I have a medium-sized native C++ application. When I run it from within Visual Studio (2008), it runs roughly 10x slower than when run from outside Visual Studio. This applies to both Debug and Release builds, and happens both when I run the application as Start Debugging
(F5) and Start Without Debugging
(Ctrl+F5).
In other words: Running a Release build in Visual Studio without a debugger is 10x slower than running the same executable from a command prompt (or from Windows Explorer).
Things I tried:
- Double-checking no breakpoints, tracepoint, exception debugging etc. are set. There were none.
- setting
_NO_DEBUG_HEAP=1
in VS Debugging properties for the app. No effect. - Setting
cmd /c set PATH
to be run by Ctrl+F5 instead of the app itself and comparing that to thePATH
available outside of VS. No difference. - Running DependencyWalker on the exe and comparing it with libraries Visual Studio lists as loaded when running the app.
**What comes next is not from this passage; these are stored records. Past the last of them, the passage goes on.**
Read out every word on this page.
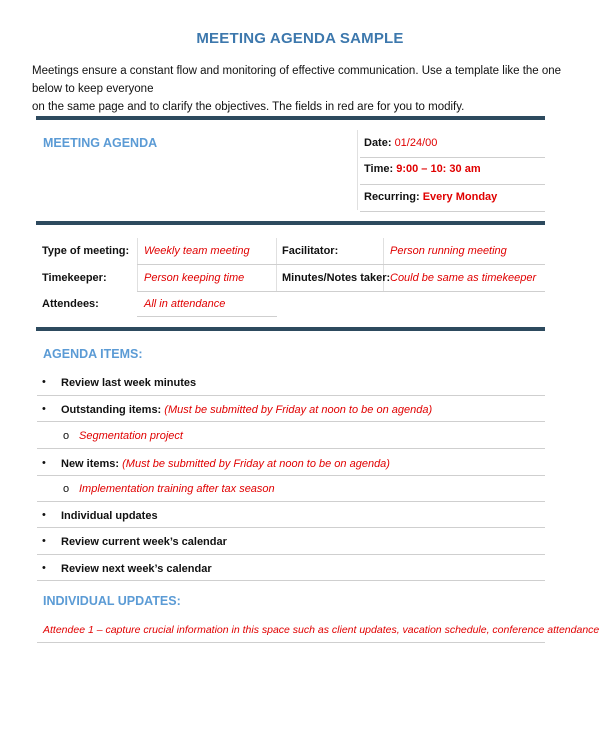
MEETING AGENDA SAMPLE
Meetings ensure a constant flow and monitoring of effective communication. Use a template like the one below to keep everyone
on the same page and to clarify the objectives. The fields in red are for you to modify.
MEETING AGENDA	Date: 01/24/00
Time: 9:00 – 10: 30 am
Recurring: Every Monday
Type of meeting: Weekly team meeting	Facilitator:	Person running meeting
Timekeeper:	Person keeping time	Minutes/Notes taker: Could be same as timekeeper
Attendees:	All in attendance
AGENDA ITEMS:
• Review last week minutes
• Outstanding items: (Must be submitted by Friday at noon to be on agenda)
o Segmentation project
• New items: (Must be submitted by Friday at noon to be on agenda)
o Implementation training after tax season
• Individual updates
• Review current week’s calendar
• Review next week’s calendar
INDIVIDUAL UPDATES:
Attendee 1 – capture crucial information in this space such as client updates, vacation schedule, conference attendance
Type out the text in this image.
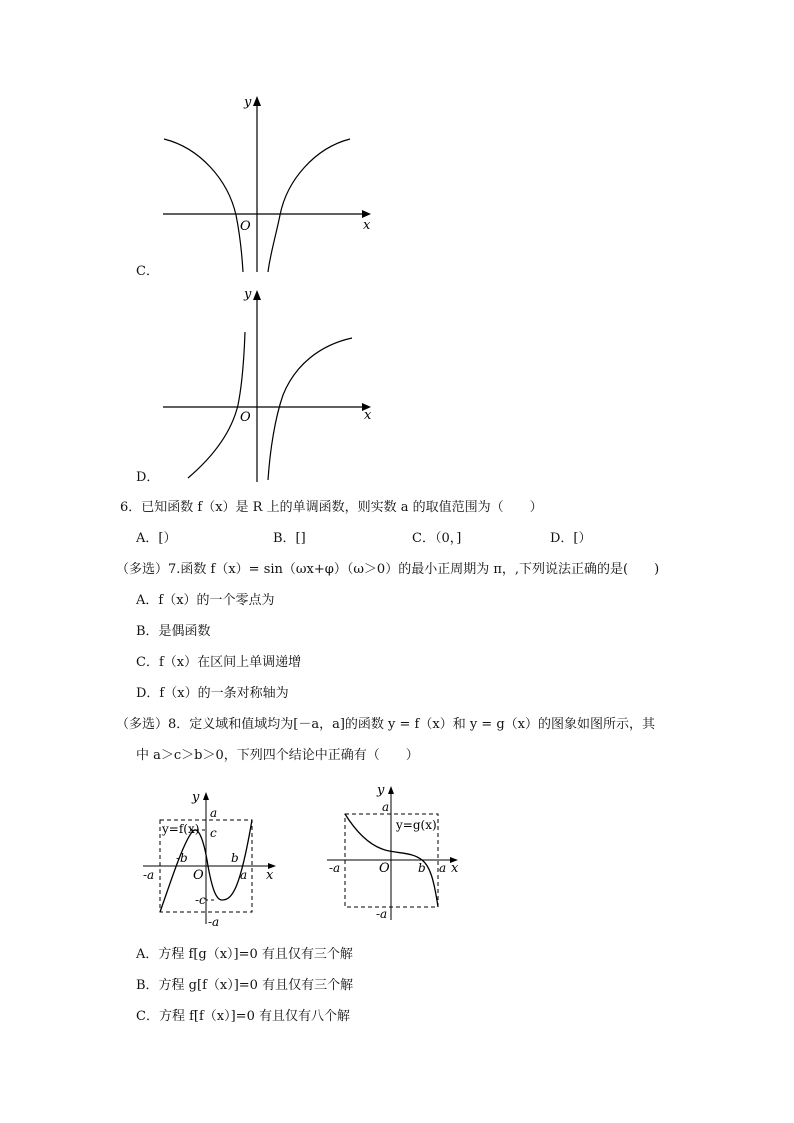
y
x
O
C．
y
x
O
D．
6．已知函数 f（x）是 R 上的单调函数，则实数 a 的取值范围为（　　）
A．[）	B．[]	C．（0，]	D．[）
（多选）7.函数 f（x）= sin（ωx+φ）（ω＞0）的最小正周期为 π，,下列说法正确的是(　　)
A．f（x）的一个零点为
B．是偶函数
C．f（x）在区间上单调递增
D．f（x）的一条对称轴为
（多选）8．定义域和值域均为[－a，a]的函数 y = f（x）和 y = g（x）的图象如图所示，其
中 a＞c＞b＞0，下列四个结论中正确有（　　）
y=f(x)
y
x
O
a
c
-b	b
-a	a
-c
-a
y=g(x)
y
x
O
a
-a	b a
-a
A．方程 f[g（x）]=0 有且仅有三个解
B．方程 g[f（x）]=0 有且仅有三个解
C．方程 f[f（x）]=0 有且仅有八个解
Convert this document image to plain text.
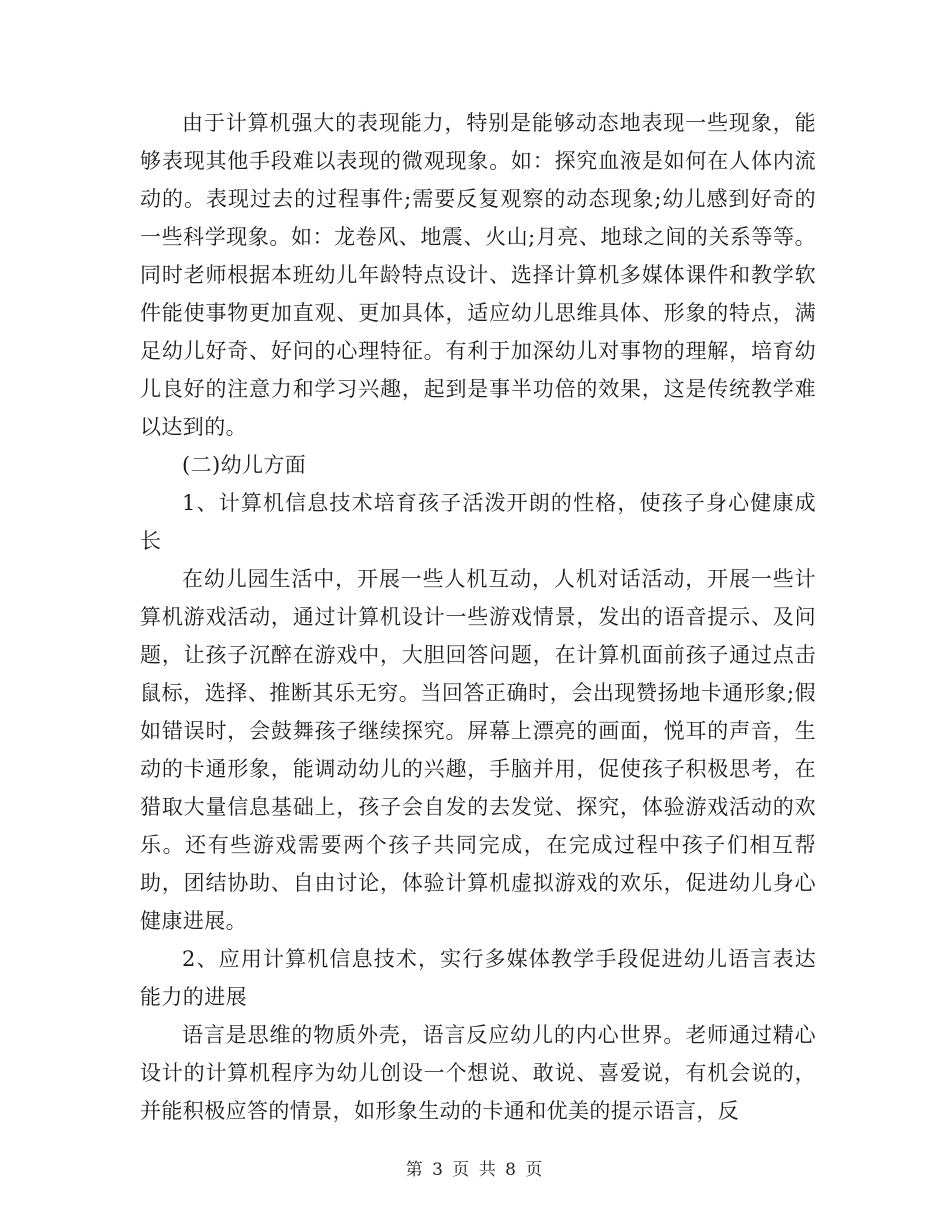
由于计算机强大的表现能力，特别是能够动态地表现一些现象，能够表现其他手段难以表现的微观现象。如：探究血液是如何在人体内流动的。表现过去的过程事件;需要反复观察的动态现象;幼儿感到好奇的一些科学现象。如：龙卷风、地震、火山;月亮、地球之间的关系等等。同时老师根据本班幼儿年龄特点设计、选择计算机多媒体课件和教学软件能使事物更加直观、更加具体，适应幼儿思维具体、形象的特点，满足幼儿好奇、好问的心理特征。有利于加深幼儿对事物的理解，培育幼儿良好的注意力和学习兴趣，起到是事半功倍的效果，这是传统教学难以达到的。

(二)幼儿方面

1、计算机信息技术培育孩子活泼开朗的性格，使孩子身心健康成长

在幼儿园生活中，开展一些人机互动，人机对话活动，开展一些计算机游戏活动，通过计算机设计一些游戏情景，发出的语音提示、及问题，让孩子沉醉在游戏中，大胆回答问题，在计算机面前孩子通过点击鼠标，选择、推断其乐无穷。当回答正确时，会出现赞扬地卡通形象;假如错误时，会鼓舞孩子继续探究。屏幕上漂亮的画面，悦耳的声音，生动的卡通形象，能调动幼儿的兴趣，手脑并用，促使孩子积极思考，在猎取大量信息基础上，孩子会自发的去发觉、探究，体验游戏活动的欢乐。还有些游戏需要两个孩子共同完成，在完成过程中孩子们相互帮助，团结协助、自由讨论，体验计算机虚拟游戏的欢乐，促进幼儿身心健康进展。

2、应用计算机信息技术，实行多媒体教学手段促进幼儿语言表达能力的进展

语言是思维的物质外壳，语言反应幼儿的内心世界。老师通过精心设计的计算机程序为幼儿创设一个想说、敢说、喜爱说，有机会说的，并能积极应答的情景，如形象生动的卡通和优美的提示语言，反

第 3 页 共 8 页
No difference.
- Googling and searching SO, but this only came up with the above ideas or dealt with F5 vs. Ctrl+F5 differences (there are none in my case).
I've run out of ideas, and I would be grateful for any pointers on where to look or what to try.
The application uses OpenGL an Qt, and does fairly ordinary stuff: no loading/unloading DLLs, file input at start only (3D model and shaders), no file output, few 3rd party librairies (and apart from Qt, all are linked statically).
To add insult to injury, I only started experiencing this behaviour after a recent internal refactoring of the app. Before that, it ran fine both within and withot VS. This refactoring involved mainly extracting some functionality into a newly created base class (that is, changing A > B
inheritance into A > C > B
inheritance, very few virtual calls involved) and replacing a few new[]
calls with std::vector
s.
EDIT
I tried one more thing: In the Debugging properties of the app, setting the target to be cmd /k
, then doing Ctrl+F5 to launch the cmd
and running the app from that command line. This way, it runs at normal speed (i.e. the 10x slowdown is not there). This is useless for debugging, of course, but I wanted to mention it out of a sense of completeness.
EDIT 2
I've found it: it was a weird dependency on working directory. If started from the directory where the .vcproj resides (which VS normally does with F5 and Ctrl+F5), a relative path in the directory would exist and a debugging output (whose existence I had forgotten) succeeded, slowing down the run. Executing from any other directory made the output fail, resulting in faster execution.
My apologies to all who spent their time on this. Voting to close.